Aqui, o renascimento foi orquestrado por Delap, que recebeu um passe de Sanchez no meio-campo antes de desviar de Dom Hyam e espalhar o jogo para Garnacho na esquerda. A finalização do argentino foi bloqueada na linha por George Thomason, com a infeliz consequência de a bola ricochetear nas omoplatas de Arthur Okonkwo e atingir seu próprio gol.

Alejandro Garnacho marcou pelo Chelsea na prorrogação, depois que os Blues foram pressionados até o fim

George Dobson recebeu ordem de marcha em um momento chave do confronto da FA Cup

Wrexham assumiu a liderança através de Sam Smith depois de ultrapassar Robert Sanchez

FATOS DA PARTIDA:

Wrexham (3-4-2-1): Okonkwo 6; Doyle 7,5 (Brunt 105), Hyam 7, Cleworth 7 (Keillor-Dunn 112); Longman 6,5, Vyner 7 (Broadhead 76), Dobson 6, Thomason 7; Rathbone 6,5 (Windass 66, 6,5), O’Brien 7; Smith 7 (Moore 66, 6,5)

Subs não usados: Ward, Rodriguez, Scarr, Barnett

Reservado: Thomason

Expulso: Dobson

Phil Parkinson 7

Chelsea (3-4-3): Sanches 6; Sarr 5,5 (Guiu 58, 6), Tosin 5, Badiashile 5,5; Acheampong 7, Santos 7, Lavia 5 (Essugu 65, 6), Hato 7 (Cucurella 65, 7); Neto 6,5 (Derry 99), Delap 6,5 (Pedro 85), Garnacho 7.

Subs não usados: Sharman-Lowe, James, Gusto, Chalobah.

Reservado: Lavia

Liam Rosenior 6

Referência: Pedro Bankes 5.5

Isso: 10.556/

Rosenior resistiu a qualquer impulso de mudar de mão no intervalo – talvez ele tenha se arrependido de ter deixado Palmer em casa – e seu time permaneceu pesado. Nenhum controle no meio.

Nenhum ponto focal mais à frente. Mas três substituições injetaram alguma energia, principalmente de Marc Cucurella, com Parkinson respondendo enviando três de sua autoria, cada um deles atacantes. Ele queria a vitória e quase teve sua recompensa.

O toque para 2 a 1 foi lindo, com Moore causando o caos ao acertar um escanteio meio desmarcado através de uma abertura na defesa do Chelsea à distância de Mickey Thomas e Doyle acertando seu calcanhar. Reynolds e quase tirou a vida de Rob McElhenney.
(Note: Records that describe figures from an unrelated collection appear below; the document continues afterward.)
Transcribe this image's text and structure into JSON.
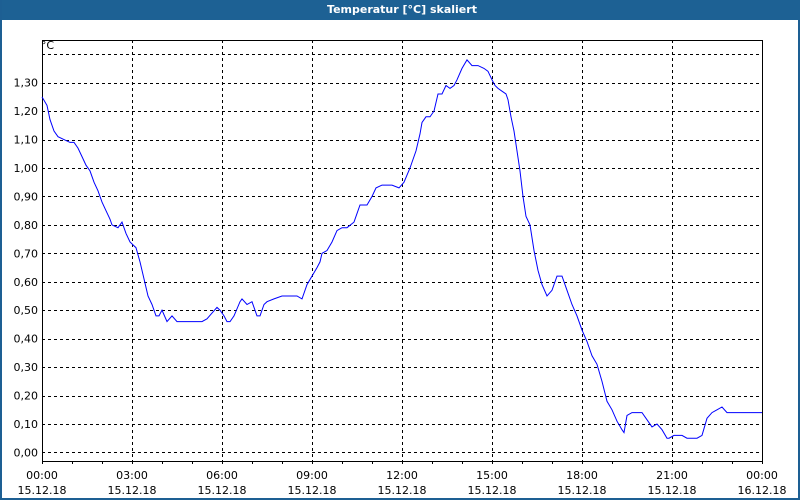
{
  "window": {
    "title": "Temperatur [°C] skaliert",
    "frame_color": "#1d6194"
  },
  "chart_data": {
    "type": "line",
    "title": "Temperatur [°C] skaliert",
    "ylabel": "°C",
    "ylim": [
      -0.03,
      1.45
    ],
    "yticks": [
      0.0,
      0.1,
      0.2,
      0.3,
      0.4,
      0.5,
      0.6,
      0.7,
      0.8,
      0.9,
      1.0,
      1.1,
      1.2,
      1.3
    ],
    "ytick_labels": [
      "0,00",
      "0,10",
      "0,20",
      "0,30",
      "0,40",
      "0,50",
      "0,60",
      "0,70",
      "0,80",
      "0,90",
      "1,00",
      "1,10",
      "1,20",
      "1,30"
    ],
    "y_gridlines": [
      0.0,
      0.1,
      0.2,
      0.3,
      0.4,
      0.5,
      0.6,
      0.7,
      0.8,
      0.9,
      1.0,
      1.1,
      1.2,
      1.3,
      1.4
    ],
    "xlim": [
      "15.12.18 00:00",
      "16.12.18 00:00"
    ],
    "xticks": [
      {
        "time": "00:00",
        "date": "15.12.18"
      },
      {
        "time": "03:00",
        "date": "15.12.18"
      },
      {
        "time": "06:00",
        "date": "15.12.18"
      },
      {
        "time": "09:00",
        "date": "15.12.18"
      },
      {
        "time": "12:00",
        "date": "15.12.18"
      },
      {
        "time": "15:00",
        "date": "15.12.18"
      },
      {
        "time": "18:00",
        "date": "15.12.18"
      },
      {
        "time": "21:00",
        "date": "15.12.18"
      },
      {
        "time": "00:00",
        "date": "16.12.18"
      }
    ],
    "grid": true,
    "grid_style": "dashed",
    "line_color": "#0000ff",
    "x": [
      "00:00",
      "00:10",
      "00:16",
      "00:24",
      "00:32",
      "00:44",
      "00:56",
      "01:04",
      "01:12",
      "01:20",
      "01:28",
      "01:36",
      "01:44",
      "01:52",
      "02:00",
      "02:08",
      "02:16",
      "02:20",
      "02:32",
      "02:40",
      "02:48",
      "02:56",
      "03:08",
      "03:16",
      "03:24",
      "03:32",
      "03:40",
      "03:48",
      "03:54",
      "04:00",
      "04:10",
      "04:20",
      "04:30",
      "05:20",
      "05:30",
      "05:40",
      "05:50",
      "05:56",
      "06:04",
      "06:10",
      "06:16",
      "06:24",
      "06:36",
      "06:40",
      "06:50",
      "07:00",
      "07:10",
      "07:16",
      "07:24",
      "07:30",
      "07:44",
      "08:00",
      "08:10",
      "08:30",
      "08:40",
      "08:50",
      "09:00",
      "09:10",
      "09:16",
      "09:20",
      "09:30",
      "09:40",
      "09:50",
      "10:00",
      "10:10",
      "10:24",
      "10:36",
      "10:50",
      "11:00",
      "11:08",
      "11:20",
      "11:30",
      "11:40",
      "11:54",
      "12:04",
      "12:16",
      "12:28",
      "12:36",
      "12:40",
      "12:48",
      "12:56",
      "13:04",
      "13:12",
      "13:20",
      "13:28",
      "13:36",
      "13:44",
      "13:50",
      "14:00",
      "14:10",
      "14:20",
      "14:32",
      "14:44",
      "14:52",
      "15:00",
      "15:06",
      "15:12",
      "15:20",
      "15:28",
      "15:32",
      "15:38",
      "15:44",
      "15:50",
      "15:56",
      "16:02",
      "16:08",
      "16:16",
      "16:24",
      "16:32",
      "16:40",
      "16:50",
      "17:00",
      "17:10",
      "17:20",
      "17:30",
      "17:40",
      "17:50",
      "18:00",
      "18:10",
      "18:20",
      "18:30",
      "18:40",
      "18:50",
      "19:00",
      "19:10",
      "19:20",
      "19:24",
      "19:30",
      "19:40",
      "20:00",
      "20:12",
      "20:20",
      "20:30",
      "20:40",
      "20:50",
      "20:54",
      "21:04",
      "21:20",
      "21:30",
      "21:40",
      "21:50",
      "22:00",
      "22:10",
      "22:20",
      "22:30",
      "22:40",
      "22:50",
      "23:04",
      "23:10",
      "23:20",
      "24:00"
    ],
    "y": [
      1.25,
      1.22,
      1.17,
      1.13,
      1.11,
      1.1,
      1.09,
      1.09,
      1.07,
      1.04,
      1.01,
      0.99,
      0.95,
      0.92,
      0.88,
      0.85,
      0.82,
      0.8,
      0.79,
      0.81,
      0.77,
      0.74,
      0.72,
      0.67,
      0.61,
      0.55,
      0.52,
      0.48,
      0.48,
      0.5,
      0.46,
      0.48,
      0.46,
      0.46,
      0.47,
      0.49,
      0.51,
      0.5,
      0.48,
      0.46,
      0.46,
      0.48,
      0.53,
      0.54,
      0.52,
      0.53,
      0.48,
      0.48,
      0.52,
      0.53,
      0.54,
      0.55,
      0.55,
      0.55,
      0.54,
      0.59,
      0.62,
      0.65,
      0.67,
      0.7,
      0.71,
      0.74,
      0.78,
      0.79,
      0.79,
      0.81,
      0.87,
      0.87,
      0.9,
      0.93,
      0.94,
      0.94,
      0.94,
      0.93,
      0.95,
      1.0,
      1.06,
      1.12,
      1.16,
      1.18,
      1.18,
      1.2,
      1.26,
      1.26,
      1.29,
      1.28,
      1.29,
      1.31,
      1.35,
      1.38,
      1.36,
      1.36,
      1.35,
      1.34,
      1.31,
      1.29,
      1.28,
      1.27,
      1.26,
      1.24,
      1.18,
      1.13,
      1.06,
      0.99,
      0.9,
      0.83,
      0.8,
      0.71,
      0.64,
      0.59,
      0.55,
      0.57,
      0.62,
      0.62,
      0.57,
      0.52,
      0.48,
      0.43,
      0.39,
      0.34,
      0.31,
      0.25,
      0.18,
      0.15,
      0.11,
      0.08,
      0.07,
      0.13,
      0.14,
      0.14,
      0.11,
      0.09,
      0.1,
      0.08,
      0.05,
      0.05,
      0.06,
      0.06,
      0.05,
      0.05,
      0.05,
      0.06,
      0.12,
      0.14,
      0.15,
      0.16,
      0.14,
      0.14,
      0.14,
      0.14,
      0.14
    ]
  }
}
Mas a celebração terminou rapidamente. Em quatro minutos, Josh Acheampong acertou o empate, chutando alto no poste próximo, depois de ser desviado por Andrey Santos.

Pedro Neto acertou na trave enquanto o Chelsea buscava a vitória e suas chances aumentaram quando George Dobson foi expulso por uma entrada na altura do joelho em Garnacho. Notavelmente, o árbitro Peter Bankes exigiu que o VAR tomasse a decisão.

Com a necessidade do prolongamento, a diferença mostrou-se, com o Wrexham esticado até ao limite, quando Dario Essugo cruzou para o poste mais distante e Garnacho, desmarcado, controlou o seu remate para além de Okonkwo.

Isso foi doloroso para Parkinson. Ainda mais quando Lewis Brunt teve o empate anulado pelo VAR por impedimento aos 114 minutos e João Pedro marcou o quarto gol nos acréscimos.